Sadly, in today’s world far too many people live joyless lives. As I've discovered in my years of ministry, the most joyless of these are not the poor, but those who are among the most affluent. Having so much, they can’t understand why they aren’t happy.

Back in the seventies the wife of a friend just upped and left him and their children, saying that she had to “find herself.” There was a lot of that going on back then – and it’s still going on today – men and women leaving their families in search of something else, presumably something better.

I’ve always found that a bit odd – people going off in search of themselves, when what they really seek is right there in front of them and within them. They search for meaning but look in all the wrong places.

St.

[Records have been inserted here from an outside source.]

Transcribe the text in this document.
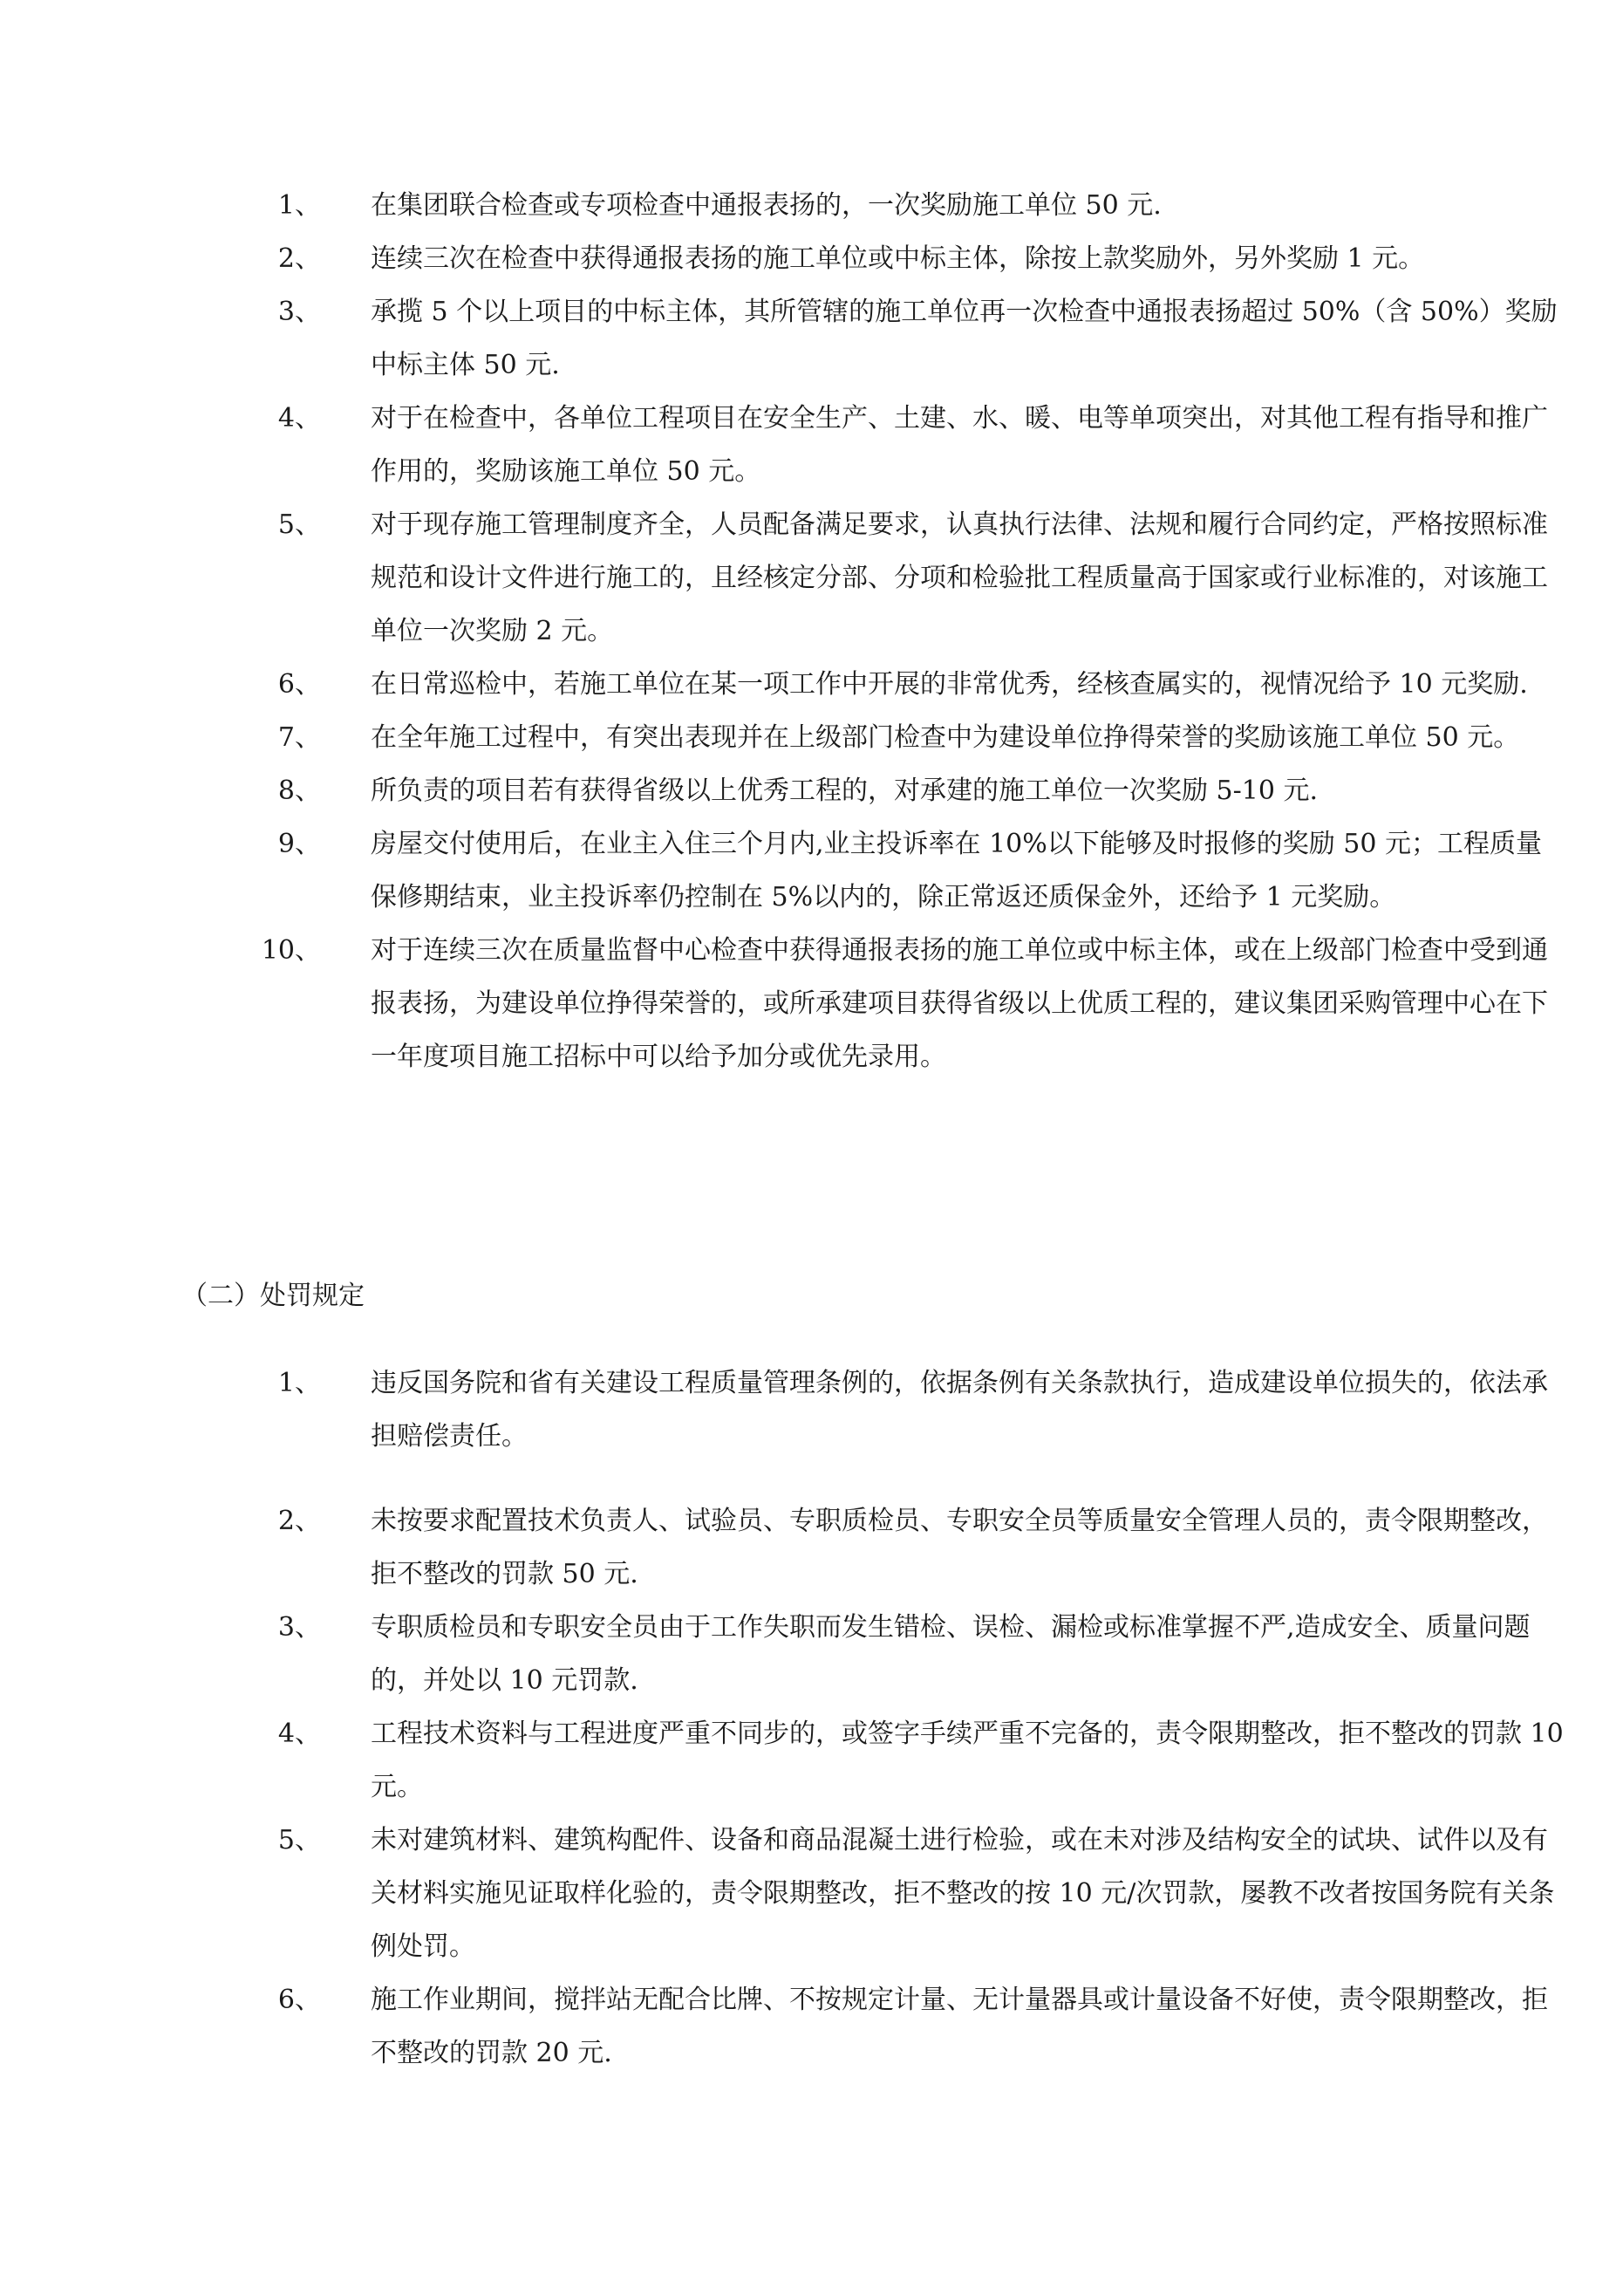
1、 在集团联合检查或专项检查中通报表扬的，一次奖励施工单位 50 元.
2、 连续三次在检查中获得通报表扬的施工单位或中标主体，除按上款奖励外，另外奖励 1 元。
3、 承揽 5 个以上项目的中标主体，其所管辖的施工单位再一次检查中通报表扬超过 50%（含 50%）奖励中标主体 50 元.
4、 对于在检查中，各单位工程项目在安全生产、土建、水、暖、电等单项突出，对其他工程有指导和推广作用的，奖励该施工单位 50 元。
5、 对于现存施工管理制度齐全，人员配备满足要求，认真执行法律、法规和履行合同约定，严格按照标准规范和设计文件进行施工的，且经核定分部、分项和检验批工程质量高于国家或行业标准的，对该施工单位一次奖励 2 元。
6、 在日常巡检中，若施工单位在某一项工作中开展的非常优秀，经核查属实的，视情况给予 10 元奖励.
7、 在全年施工过程中，有突出表现并在上级部门检查中为建设单位挣得荣誉的奖励该施工单位 50 元。
8、 所负责的项目若有获得省级以上优秀工程的，对承建的施工单位一次奖励 5-10 元.
9、 房屋交付使用后，在业主入住三个月内,业主投诉率在 10%以下能够及时报修的奖励 50 元；工程质量保修期结束，业主投诉率仍控制在 5%以内的，除正常返还质保金外，还给予 1 元奖励。
10、 对于连续三次在质量监督中心检查中获得通报表扬的施工单位或中标主体，或在上级部门检查中受到通报表扬，为建设单位挣得荣誉的，或所承建项目获得省级以上优质工程的，建议集团采购管理中心在下一年度项目施工招标中可以给予加分或优先录用。
（二）处罚规定
1、 违反国务院和省有关建设工程质量管理条例的，依据条例有关条款执行，造成建设单位损失的，依法承担赔偿责任。
2、 未按要求配置技术负责人、试验员、专职质检员、专职安全员等质量安全管理人员的，责令限期整改，拒不整改的罚款 50 元.
3、 专职质检员和专职安全员由于工作失职而发生错检、误检、漏检或标准掌握不严,造成安全、质量问题的，并处以 10 元罚款.
4、 工程技术资料与工程进度严重不同步的，或签字手续严重不完备的，责令限期整改，拒不整改的罚款 10 元。
5、 未对建筑材料、建筑构配件、设备和商品混凝土进行检验，或在未对涉及结构安全的试块、试件以及有关材料实施见证取样化验的，责令限期整改，拒不整改的按 10 元/次罚款，屡教不改者按国务院有关条例处罚。
6、 施工作业期间，搅拌站无配合比牌、不按规定计量、无计量器具或计量设备不好使，责令限期整改，拒不整改的罚款 20 元.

Teresa of Avila, whose works are certainly worth reading, made a point of teaching that it is only in the search for God that we can uncover and discover our own true selves. As Christians, we believe no one can encounter himself until and unless he encounters Jesus Christ.

But who is this Jesus? Is He God? Is He man? Is He both? Do we accept or reject Him as the Way, the Truth, and the Life? Do we acknowledge Jesus as Emmanuel, the Incarnate Word of God? Our answers determine both our entire worldview and how we view ourselves; for once we accept Jesus for who He is, those identity crises disappear.

When we find ourselves through Jesus, and in Jesus, He becomes the very center of our being. It’s then we begin to experience the distance between who we are and who we’re called to be. And who exactly are we called to be? 

Paul tells us, just as he told the Romans: We “are called to belong to Jesus Christ…called to be holy.” Why? Because “we have received the grace of apostleship.” 

Yes, indeed, like the apostles, we have been called and sent. But sent to do what? Listen to the liturgy. In a few moments Father will pray these words in today’s Preface to the Eucharistic Payer:

“It is by His gift that already we rejoice…so that He may find us watchful in prayer and exultant in His praise.”

Are we doing that? As individuals, as a Catholic community here at St. Vincent de Paul, are we “watchful in prayer and exultant in His praise?”

So many around us have yet to know the deep joy of becoming whole in Christ. A few years ago, Pope Francis wrote,

“The joy of the Gospel fills the hearts and lives of all who encounter Jesus.”

We can encounter Jesus because the Messiah has already come. And yet we still wait, don’t we? Jesus is present and working through His Body, the Church, and He will come again in glory, but He must still come more fully into each of our lives. 

Jesus heals. Jesus cleanses. Jesus forgives. Jesus brings back to life that which was dead. Jesus brings good news to those who despair.

Do we share our joy, and live our Christian vocation as St. Joseph did, living the “obedience of faith?” We’re called to prepare the way for Jesus to come into our hearts and the hearts of others, so they, too, may "experience the joy of salvation", the healing, wholeness and holiness we all long for and which alone give real meaning to our lives. 

What will be the message others receive about your life and mine? Do our lives bring hope to others? Will our lives, our voices, open their ears to the Word of God? Do we offer them the light of Christ, the light of hope that helps the spiritually blind see, the light that reveals the presence of God’s salvation in our lives? Will you and I carry Jesus to the ostracized, the cast-offs, the forgotten?

Go to the nursing homes, the soup kitchens and food pantries, the shelters. Go to your neighbors, the ones who are alone, who are ill and forgotten. Bring hope where there is despair. Bring the good news to those who hear so much bad news. Put all that is hurting, stained, and impoverished, and lay it at Our Lord’s feet. He’ll pick it up, so nothing will come between us and Jesus Christ.

Only the love of Christ brings true healing. This is our vocation: to be healers and prophets, to pave the way for Jesus Christ in the world…like a continual Advent. Advent and Christmas are a time of surprising gifts. Include Emmanuel, Jesus Christ, among the gifts you take to others.

Blessed are those who are not disappointed in us.